Nope, power loss in a resistor (or cell IR) is I*I*R -> 30*30*0.05 -> 45 watts. 50 milliohms IR is huge for a 30 amp cell… should be under 10 milliohms.

I do not have a temperature sensor on that test station (It requires a bench multimeter).

I doubt you can calculate power that way, the internal resistance is not a regular resistor, but a combination of chemical processes and resistances in the construction. The last part will generate heat according to ohms low, but I doubt the chemical processes follows ohms law.

The internal resistance is calculated from the slope on the "Protection test", the lowest value I got from the 10 runs was 0.045 ohm.

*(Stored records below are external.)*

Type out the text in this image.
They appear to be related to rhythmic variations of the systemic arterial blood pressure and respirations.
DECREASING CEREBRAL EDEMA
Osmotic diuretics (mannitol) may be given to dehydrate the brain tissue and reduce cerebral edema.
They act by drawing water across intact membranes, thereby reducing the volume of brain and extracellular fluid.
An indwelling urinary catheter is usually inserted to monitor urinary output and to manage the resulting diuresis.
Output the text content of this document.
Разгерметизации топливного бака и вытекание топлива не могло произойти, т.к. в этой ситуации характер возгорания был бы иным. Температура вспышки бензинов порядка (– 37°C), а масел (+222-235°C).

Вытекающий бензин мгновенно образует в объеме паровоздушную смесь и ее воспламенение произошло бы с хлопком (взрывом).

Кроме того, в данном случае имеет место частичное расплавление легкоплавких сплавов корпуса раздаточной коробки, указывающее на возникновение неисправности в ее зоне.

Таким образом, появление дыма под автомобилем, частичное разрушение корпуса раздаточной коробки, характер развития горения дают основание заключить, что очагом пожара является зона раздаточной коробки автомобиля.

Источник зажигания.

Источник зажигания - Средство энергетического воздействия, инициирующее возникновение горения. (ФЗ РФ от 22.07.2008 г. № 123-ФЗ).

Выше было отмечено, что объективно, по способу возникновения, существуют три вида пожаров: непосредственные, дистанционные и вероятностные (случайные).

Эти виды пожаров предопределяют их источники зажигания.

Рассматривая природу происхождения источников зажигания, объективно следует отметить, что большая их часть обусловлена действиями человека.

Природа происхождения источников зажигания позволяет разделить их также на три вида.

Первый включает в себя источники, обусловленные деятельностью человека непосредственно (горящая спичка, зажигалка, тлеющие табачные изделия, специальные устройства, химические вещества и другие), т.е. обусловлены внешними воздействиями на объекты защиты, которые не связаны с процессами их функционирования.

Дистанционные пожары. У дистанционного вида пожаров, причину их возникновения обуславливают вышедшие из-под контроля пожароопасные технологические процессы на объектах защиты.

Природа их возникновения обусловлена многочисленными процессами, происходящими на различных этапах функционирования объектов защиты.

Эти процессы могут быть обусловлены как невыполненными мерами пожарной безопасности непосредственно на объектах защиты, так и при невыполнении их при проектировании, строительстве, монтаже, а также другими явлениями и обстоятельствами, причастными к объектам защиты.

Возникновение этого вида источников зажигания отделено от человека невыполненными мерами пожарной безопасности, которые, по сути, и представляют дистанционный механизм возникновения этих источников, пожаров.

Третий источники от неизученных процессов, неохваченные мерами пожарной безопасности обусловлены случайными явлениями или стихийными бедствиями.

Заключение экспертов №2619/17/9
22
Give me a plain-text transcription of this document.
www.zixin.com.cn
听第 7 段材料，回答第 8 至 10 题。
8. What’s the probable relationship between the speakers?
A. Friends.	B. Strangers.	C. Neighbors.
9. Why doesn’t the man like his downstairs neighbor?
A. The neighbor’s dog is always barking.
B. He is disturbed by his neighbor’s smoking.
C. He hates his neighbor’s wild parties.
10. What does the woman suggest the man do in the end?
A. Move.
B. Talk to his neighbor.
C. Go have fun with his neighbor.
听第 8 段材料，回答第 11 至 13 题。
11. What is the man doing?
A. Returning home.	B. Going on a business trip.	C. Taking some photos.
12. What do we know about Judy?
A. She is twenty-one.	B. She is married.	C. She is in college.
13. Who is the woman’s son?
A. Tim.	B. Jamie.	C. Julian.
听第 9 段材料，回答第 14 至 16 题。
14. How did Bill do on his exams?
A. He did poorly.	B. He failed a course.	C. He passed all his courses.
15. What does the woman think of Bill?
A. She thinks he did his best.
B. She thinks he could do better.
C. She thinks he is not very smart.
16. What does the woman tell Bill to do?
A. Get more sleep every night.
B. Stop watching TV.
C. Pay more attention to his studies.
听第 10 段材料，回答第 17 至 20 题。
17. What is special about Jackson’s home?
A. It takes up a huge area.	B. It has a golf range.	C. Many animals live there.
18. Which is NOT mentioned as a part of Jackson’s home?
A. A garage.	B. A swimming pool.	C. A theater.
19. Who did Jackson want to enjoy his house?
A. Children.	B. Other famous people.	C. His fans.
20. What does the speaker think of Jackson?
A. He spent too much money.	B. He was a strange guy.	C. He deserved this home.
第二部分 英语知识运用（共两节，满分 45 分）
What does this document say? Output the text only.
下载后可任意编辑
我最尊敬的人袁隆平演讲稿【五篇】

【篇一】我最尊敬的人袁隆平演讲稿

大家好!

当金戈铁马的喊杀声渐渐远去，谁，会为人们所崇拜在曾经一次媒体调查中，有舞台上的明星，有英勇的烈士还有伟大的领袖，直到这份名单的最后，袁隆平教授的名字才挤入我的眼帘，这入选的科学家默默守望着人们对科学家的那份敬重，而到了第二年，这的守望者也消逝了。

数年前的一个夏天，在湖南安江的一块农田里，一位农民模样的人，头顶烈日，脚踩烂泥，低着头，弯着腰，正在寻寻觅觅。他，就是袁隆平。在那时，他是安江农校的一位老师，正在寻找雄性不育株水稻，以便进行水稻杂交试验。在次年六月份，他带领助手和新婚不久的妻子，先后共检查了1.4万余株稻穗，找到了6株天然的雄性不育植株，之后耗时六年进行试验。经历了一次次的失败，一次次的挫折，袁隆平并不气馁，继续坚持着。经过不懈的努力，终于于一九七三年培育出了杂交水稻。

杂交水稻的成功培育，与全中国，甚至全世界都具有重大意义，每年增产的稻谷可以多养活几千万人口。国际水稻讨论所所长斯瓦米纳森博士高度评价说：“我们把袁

Could you tell me how exactly do you calculate resistance from protection test?(I think I know why resistance numbers aren’t accurate with this method) .dU/dI method (at around 50% SOC ) directly from discharge graphs should give more realistic results.For example,this cell has dU=50mV for dI=2A (between 3-5A,or 5-7A,basically same result) which gives internal resistance of 25mOhm,which sounds more realistic(but still little to high,how do you measure voltage,4 wire?)Of course,internal resistance isn’t constant during discharge,it’s a function of voltage,but if I remember correctly,above method is close to method that it’s used by most cell manufacturers(AC 1kHz).

It is explained in the linked article. AC impedance is always considerable lower than DC resistance, i.e. do not expect the same numbers as published by manufacturers. I wrote a bit about it here: http://lygte-info.dk/info/Internal%20impedance%20UK.html .

I do use four terminal, but has a (very) few mOhm in the connection.